Tesla has finalized its chip design for AI5, as Elon Musk confirmed today that the new chip has reached the tape-out stage, the final step before mass production.

But in a brief reply on X, Musk clarified Tesla’s AI hardware roadmap, essentially confirming that the new chip will not be utilized for being “enough to achieve much better than human safety for FSD.”

He said that AI4 is enough to do that.

Instead, the AI5 chip will be focused on Tesla’s big-time projects for the future: Optimus and supercomputer clusters.

Musk thanked TSMC and Samsung for production support, noting that AI5 could become “one of the most produced AI chips ever.” Yet, the key pivot came in his direct answer: vehicles no longer need the bleeding-edge silicon.

Existing AI4 hardware, which is already deployed in hundreds of thousands of HW4-equipped Teslas, delivers safety metrics superior to human drivers for Full Self-Driving. AI5 will instead accelerate Optimus robot development and massive Dojo-style training clusters.

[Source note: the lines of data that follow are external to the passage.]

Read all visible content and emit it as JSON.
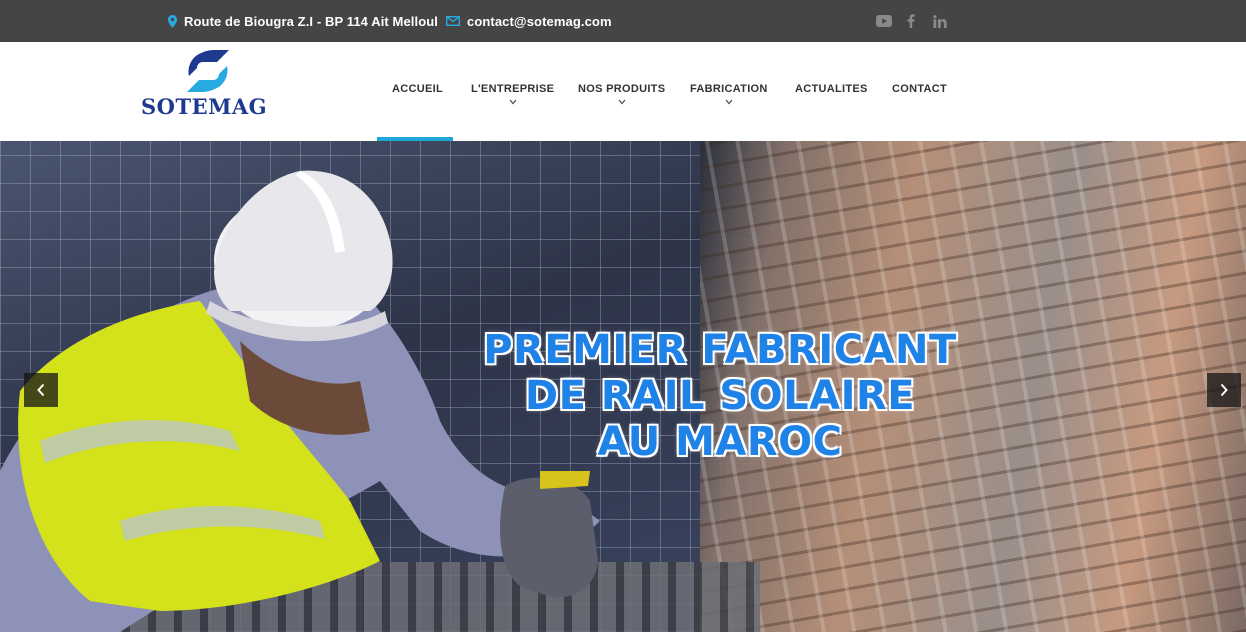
{
  "topbar": {
    "address": "Route de Biougra Z.I - BP 114 Ait Melloul",
    "email": "contact@sotemag.com",
    "social_icons": [
      "youtube-icon",
      "facebook-icon",
      "linkedin-icon"
    ]
  },
  "brand": {
    "name": "SOTEMAG",
    "logo_icon": "sotemag-s-logo"
  },
  "nav": {
    "items": [
      {
        "label": "ACCUEIL",
        "has_dropdown": false,
        "active": true
      },
      {
        "label": "L'ENTREPRISE",
        "has_dropdown": true,
        "active": false
      },
      {
        "label": "NOS PRODUITS",
        "has_dropdown": true,
        "active": false
      },
      {
        "label": "FABRICATION",
        "has_dropdown": true,
        "active": false
      },
      {
        "label": "ACTUALITES",
        "has_dropdown": false,
        "active": false
      },
      {
        "label": "CONTACT",
        "has_dropdown": false,
        "active": false
      }
    ]
  },
  "hero": {
    "title_lines": [
      "PREMIER FABRICANT",
      "DE RAIL SOLAIRE",
      "AU MAROC"
    ],
    "prev_icon": "chevron-left-icon",
    "next_icon": "chevron-right-icon"
  },
  "colors": {
    "topbar_bg": "#454545",
    "accent": "#1fa7d8",
    "hero_title": "#1e82e6",
    "brand_blue": "#1d3a8f"
  }
}
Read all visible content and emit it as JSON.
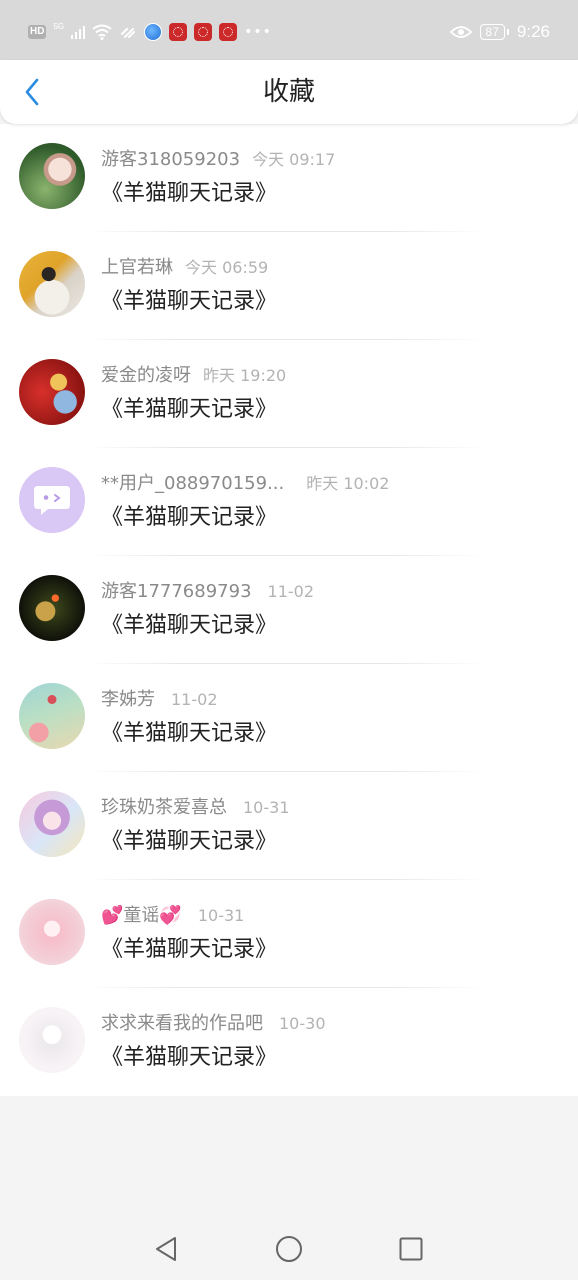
{
  "status_bar": {
    "hd": "HD",
    "network": "5G",
    "battery": "87",
    "time": "9:26",
    "icons": [
      "signal-icon",
      "wifi-icon",
      "link-icon",
      "globe-icon",
      "red-app-icon",
      "red-app-icon",
      "red-app-icon",
      "more-icon",
      "eye-icon"
    ]
  },
  "header": {
    "title": "收藏",
    "back_icon": "chevron-left-icon",
    "accent": "#2a8de0"
  },
  "favorites": [
    {
      "name": "游客318059203",
      "time": "今天 09:17",
      "message": "《羊猫聊天记录》"
    },
    {
      "name": "上官若琳",
      "time": "今天 06:59",
      "message": "《羊猫聊天记录》"
    },
    {
      "name": "爱金的凌呀",
      "time": "昨天 19:20",
      "message": "《羊猫聊天记录》"
    },
    {
      "name": "**用户_088970159...",
      "time": "昨天 10:02",
      "message": "《羊猫聊天记录》"
    },
    {
      "name": "游客1777689793",
      "time": "11-02",
      "message": "《羊猫聊天记录》"
    },
    {
      "name": "李姊芳",
      "time": "11-02",
      "message": "《羊猫聊天记录》"
    },
    {
      "name": "珍珠奶茶爱喜总",
      "time": "10-31",
      "message": "《羊猫聊天记录》"
    },
    {
      "name": "💕童谣💞",
      "time": "10-31",
      "message": "《羊猫聊天记录》"
    },
    {
      "name": "求求来看我的作品吧",
      "time": "10-30",
      "message": "《羊猫聊天记录》"
    }
  ],
  "nav": {
    "icons": [
      "back-triangle-icon",
      "home-circle-icon",
      "recents-square-icon"
    ]
  }
}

The Tesla CEO’s words mark a strategic shift. Tesla has long emphasized software-hardware co-design, squeezing maximum performance from every transistor. Musk previously described AI5 as optimized for edge inference in both Robotaxi and Optimus.

Now, with AI4 proving sufficient, the company avoids costly retrofits across its fleet while redirecting next-generation compute toward higher-value applications: dexterous robots and exponential training scale.

But is it reasonable to assume AI4 enables unsupervised self-driving? Yes, but with important caveats.

On the hardware side, the claim is credible. Tesla’s FSD stack runs end-to-end neural networks trained on billions of miles of real-world data. Internal safety data reportedly shows AI4-equipped vehicles already outperforming average human drivers by a significant margin in controlled metrics (collision avoidance, reaction time, edge-case handling).

Dual-redundant AI4 chips provide ample headroom for the driving task, leaving bandwidth for future model improvements without new silicon. Musk’s assertion aligns with Tesla’s pattern of over-provisioning compute early, then optimizing ruthlessly, exactly as HW3 once sufficed before HW4 scaled further.

Unsupervised autonomy, meaning Level 4 or higher, is not solely a compute problem. Regulatory approval remains the primary gate.

Even if AI4 achieves “much better than human” safety statistically, agencies like the NHTSA demand exhaustive validation, liability frameworks, and public trust.

Tesla’s supervised FSD has shown rapid gains in recent versions, yet real-world edge cases, like construction zones, emergency vehicles, and adverse weather, still require driver intervention in many jurisdictions. Competitors like Waymo operate limited unsupervised fleets, but only in geofenced areas with extensive mapping. Tesla’s vision-only, fleet-scale approach is more ambitious—and harder to certify globally.

In short, Musk’s post is both pragmatic and bullish. AI4 is likely capable of unsupervised FSD from a technical standpoint. Whether regulators and consumers agree, and how quickly, will determine if Tesla’s bet pays off.

The company’s capital-efficient path keeps existing cars relevant while pouring future compute into robots. If the safety data holds, unsupervised autonomy could arrive sooner than many expect.